Osmanlı medeniyeti denilince aklıma ilk medreseyi kuran Orhan Gazi’nin büyük oğlu Süleyman Paşa gelir. Çünkü o padişahlığı değil cihadı yani küffarla savaşmayı seçti. Orhan Gazi İznik’in fethi sonrası oğlu Süleyman Paşa’yı İznik’e çağırdı ve kendisine bölgeyi teslim ederek güvence altına aldı. Çünkü Orhan Gazi biliyordu ki oğlu sadece bir savaşçı Şehzade değil aynı zamanda ilmi yönü derin bir kişilikti. Süleyman Paşa babasını yanıltmadı. İlk işi bir medrese kurup etraftaki insanları ilim halkasına çağırmak oldu. Kimler ders veriyordu bu medresede kimler. Süleyman Paşa’nın sevdiği ve önünde diz çöküp ders aldığı hocası Dursun Fakih. Nitekim Süleyman Paşa hem Alim bir zat hem de bileği bükülmez bir savaşçı idi. Lakabından anlaşılacağı gibi “Rumeli Fatihi” idi. Osmanlı’nın ahlakı nereden geliyor diye soracak olursak ilmi ve dini çok iyi bilmesinden diyebiliriz. Eğer bu iki ana kaide olmasa ahlak ve medeniyet de olmazdı. Osmanlıyı Osmanlı yapan da bu iman kuvveti ve Allah, peygamber aşkı idi ve bu aşk Osmanlı medeniyeti ve ahlakını doğurdu. Osmanlı medeniyeti
köklerini ilim ve dinden alırken en önemli unsur olan insana davranış şeklini de muhteşem bir biçimde uyguladı. Buna bazı tarihçiler ‘dini hoşgörü’ dese de bunun asıl ismi “Kur’an Ahlakı” idi. Buna bir örnek verecek olursak: Fatih Sultan Mehmed Han’ın Rum Mimar ile olan hikayesi bize adaletin sadece bir gruba değil bütün insanlara eşit olarak uygulanması gerektiğini anlatır ve bu husus Kur’an’da açıkça belirtilir. (Nisa suresi 58. Ayet: Allah size emanetleri mutlaka ehline vermenizi ve insanlar arasında hükmetmeniz gerektiği zaman adaletle hükmetmenizi emrediyor. Doğrusu Allah bununla size ne güzel öğüt veriyor. Şüphesiz Allah hakkıyla işitendir ve hakkıyla görendir). Medeniyet dediğimiz kavram aslında toplumların yaşam tarzlarını ortaya koymalarıdır. Günlük hayatta ne gibi işler yapıyorsak kural, kaide, örf, anane bir toplumun medeni ve görgü sahibi olduğunu anlatıyor bizlere. Osmanlıda da bu böyle idi. Hele ki ramazanlarda bu açıkça fark ediliyordu. Günlük yaşantıda bize kadar gelen bir sadaka taşı olayı vardır ki akıllara durgunluk verir derecededir. Kur’an’ın ve Peygamber Efendimiz’in (sav) bizlere öğütlediğinin hayata geçirilmiş şekli idi bu sadaka taşı. “Bir elin verdiğini diğer el görmeyecek.” şekilde tasarlanmış bu taş. Günümüzde mahzun ve kapitalizme mahkum olmuş durumda unutup gitmişiz, öksüz bırakmışız adeta.
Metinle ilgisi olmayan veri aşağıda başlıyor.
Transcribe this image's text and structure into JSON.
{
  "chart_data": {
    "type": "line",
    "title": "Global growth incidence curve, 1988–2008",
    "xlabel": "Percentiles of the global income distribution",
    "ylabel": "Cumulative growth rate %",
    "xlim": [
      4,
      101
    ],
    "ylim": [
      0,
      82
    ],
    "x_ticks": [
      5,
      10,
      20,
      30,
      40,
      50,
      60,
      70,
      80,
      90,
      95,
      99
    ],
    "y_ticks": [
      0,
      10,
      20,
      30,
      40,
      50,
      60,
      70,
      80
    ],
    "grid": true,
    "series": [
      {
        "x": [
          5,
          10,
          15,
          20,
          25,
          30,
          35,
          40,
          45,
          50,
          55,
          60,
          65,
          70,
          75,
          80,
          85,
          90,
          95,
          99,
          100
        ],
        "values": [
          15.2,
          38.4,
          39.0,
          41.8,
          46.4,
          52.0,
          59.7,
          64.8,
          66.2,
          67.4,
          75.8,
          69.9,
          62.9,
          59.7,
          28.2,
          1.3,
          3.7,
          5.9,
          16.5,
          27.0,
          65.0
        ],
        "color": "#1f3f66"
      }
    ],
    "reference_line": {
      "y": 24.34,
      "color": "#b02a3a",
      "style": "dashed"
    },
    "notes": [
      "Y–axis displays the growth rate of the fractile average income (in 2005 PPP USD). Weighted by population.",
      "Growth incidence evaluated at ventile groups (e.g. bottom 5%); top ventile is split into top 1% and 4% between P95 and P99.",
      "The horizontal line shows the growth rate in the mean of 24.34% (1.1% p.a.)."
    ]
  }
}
Bu sadaka taşındaki zerafet ve nezaket sanki başka taşlarda yok. Nitekim
sadaka taşının fonksiyonu şöyle işliyordu: Bir yolda kalmış yolcu ihtiyacı kadar parayı alıp gerisini bırakır. Başka bir ihtiyacı olan kişi gelir o parayı alır. Ertesi gün parayı yerine bırakırdı. Yoldan geçen orta halli bir vatandaş sadakasını taşa gizlice bırakır kimse görmeden oradan uzaklaşırdı. Bu yıllarca böyle devam etti 18. yy’a kadar. Kapitalizm’ in Osmanlıya girmesi ile işler artık eskisi gibi gitmeyecekti. Osmanlıda padişahlar eğitilirken lala denilen öğretmenler vardı. Fatih Sultan Mehmed Han’ın lalaları meşhurdur. Molla Gürani, Molla Hüsrev, Hoca Hayreddin ve Akşemseddin’in Sultan Mehmed’in “Fatih” olmasında rolleri büyük olan hocalarıdır. Eğitim kültür medeniyetini etkileyen bir unsurdur. Çünkü eğitim olmazsa medeniyet gelişemez ve tabii suretle medeniyetten bahsedilemez. Örnek verecek olursak: 1204’te İstanbul da Latin istilasında
Ayasofya dahil bütün şehir yağmalanmış, ve yıkılmıştı. Fatih İstanbul’u
fethettiğinde bu yıkımın ve yağmanın izleri hala duruyordu. O yüzden kılıç hakkı olarak üç gün yağma yaptırmadı. Askerlerine emir vererek yağmayı ikinci günde durdurdu. Daha sonra İstanbul’da tam bir eğitim seferberliği başladı .Topkapı Sarayı, Fatih Camii Külliyesi, Sahn-ı Seman Medreseleri bunlardan sadece bir kaçı idi. Osmanlı Tam bir su medeniyetidir. Gittiği ve fethettiği yerlere hemen bir çeşme kondurur ve insanların hizmetine sunardı. Bunu Allah rızası için yapardı. Bu çeşmeler çok çeşitli idi. Kuzu çeşmeleri, büyük sebilli çeşmeler, sebil küttap çeşmeler, mahalle çeşmeleri, namazgahlı çeşmeler, meydan çeşmeleri Osmanlı medeniyetinin temizlik anlayışını da ifade ediyordu. Camiilerde ki şadırvanlar bu duruma en iyi örnektir. “Temizlik imandandır.” Hadis-i Şerifine ve “Biz her canlıyı sudan yarattık.” Ayetine (Enbiya 30) binaen bu çeşmeleri insanlığın hizmetine sunmuştur..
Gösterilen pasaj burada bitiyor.